Quantifying Classifier Utility under Local Differential Privacy
Ye Zheng, Yidan Hu
TL;DR
This work develops a unified theoretical framework to quantify classifier utility under Local Differential Privacy (LDP) by tying the concentration properties of LDP perturbations to classifier robustness. By expressing utility as the probability that a classifier preserves its output under perturbation, the framework uses a concentration region $B_{\theta}(x)$ with probability $p(\varepsilon,\theta)$ and a robustness analysis to obtain a bound $\rho(\varepsilon,\theta)$ that applies to any combination of LDP mechanism and classifier. It introduces refinement techniques, including robustness hyperrectangles and PAC-LDP relaxations with an extended Gaussian mechanism and a privacy indicator, enabling more accurate utility quantification in higher dimensions. Case studies across stroke prediction, bank attrition, and MNIST-7×7 demonstrate that the theoretical utility closely tracks empirical results in low-dimensional settings and provides practical guidance for selecting LDP mechanisms and privacy parameters, with PM mechanisms often yielding superior utility.
Abstract
Local differential privacy (LDP) offers rigorous, quantifiable privacy guarantees for personal data by introducing perturbations at the data source.
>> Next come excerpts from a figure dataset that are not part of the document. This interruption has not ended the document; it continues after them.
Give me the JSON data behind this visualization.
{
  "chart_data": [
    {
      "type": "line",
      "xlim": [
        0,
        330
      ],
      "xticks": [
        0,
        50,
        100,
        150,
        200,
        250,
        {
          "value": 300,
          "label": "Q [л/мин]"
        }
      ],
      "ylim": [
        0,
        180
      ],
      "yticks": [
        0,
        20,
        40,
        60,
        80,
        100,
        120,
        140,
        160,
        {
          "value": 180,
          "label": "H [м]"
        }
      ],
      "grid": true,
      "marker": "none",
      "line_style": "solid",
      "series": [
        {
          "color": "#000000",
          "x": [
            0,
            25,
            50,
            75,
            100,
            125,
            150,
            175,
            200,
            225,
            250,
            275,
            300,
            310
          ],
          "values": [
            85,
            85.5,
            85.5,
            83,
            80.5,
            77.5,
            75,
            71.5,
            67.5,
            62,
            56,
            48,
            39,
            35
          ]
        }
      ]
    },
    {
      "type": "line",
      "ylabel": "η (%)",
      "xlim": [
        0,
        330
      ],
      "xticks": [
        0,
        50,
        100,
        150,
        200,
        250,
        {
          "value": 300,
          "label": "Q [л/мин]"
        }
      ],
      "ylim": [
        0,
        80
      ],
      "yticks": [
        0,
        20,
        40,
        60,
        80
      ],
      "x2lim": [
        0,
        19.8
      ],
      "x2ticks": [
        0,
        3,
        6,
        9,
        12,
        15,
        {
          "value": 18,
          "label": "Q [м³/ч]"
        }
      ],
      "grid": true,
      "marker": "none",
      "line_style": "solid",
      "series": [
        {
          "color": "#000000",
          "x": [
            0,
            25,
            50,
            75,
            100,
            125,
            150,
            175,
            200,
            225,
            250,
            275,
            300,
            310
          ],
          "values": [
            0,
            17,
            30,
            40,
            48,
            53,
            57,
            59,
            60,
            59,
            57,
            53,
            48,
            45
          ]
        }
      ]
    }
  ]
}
Understanding how these perturbations affect classifier utility is crucial for both designers and users. However, a general theoretical framework for quantifying this impact is lacking and also challenging, especially for complex or black-box classifiers. This paper presents a unified framework for theoretically quantifying classifier utility under LDP mechanisms. The key insight is that LDP perturbations are concentrated around the original data with a specific probability, allowing utility analysis to be reframed as robustness analysis within this concentrated region. Our framework thus connects the concentration properties of LDP mechanisms with the robustness of classifiers, treating LDP mechanisms as general distributional functions and classifiers as black boxes. This generality enables applicability to any LDP mechanism and classifier. A direct application of our utility quantification is guiding the selection of LDP mechanisms and privacy parameters for a given classifier. Notably, our analysis shows that piecewise-based mechanisms often yield better utility than alternatives in common scenarios. Beyond the core framework, we introduce two novel refinement techniques that further improve utility quantification. We then present case studies illustrating utility quantification for various combinations of LDP mechanisms and classifiers. Results demonstrate that our theoretical quantification closely matches empirical observations, particularly when classifiers operate in lower-dimensional input spaces.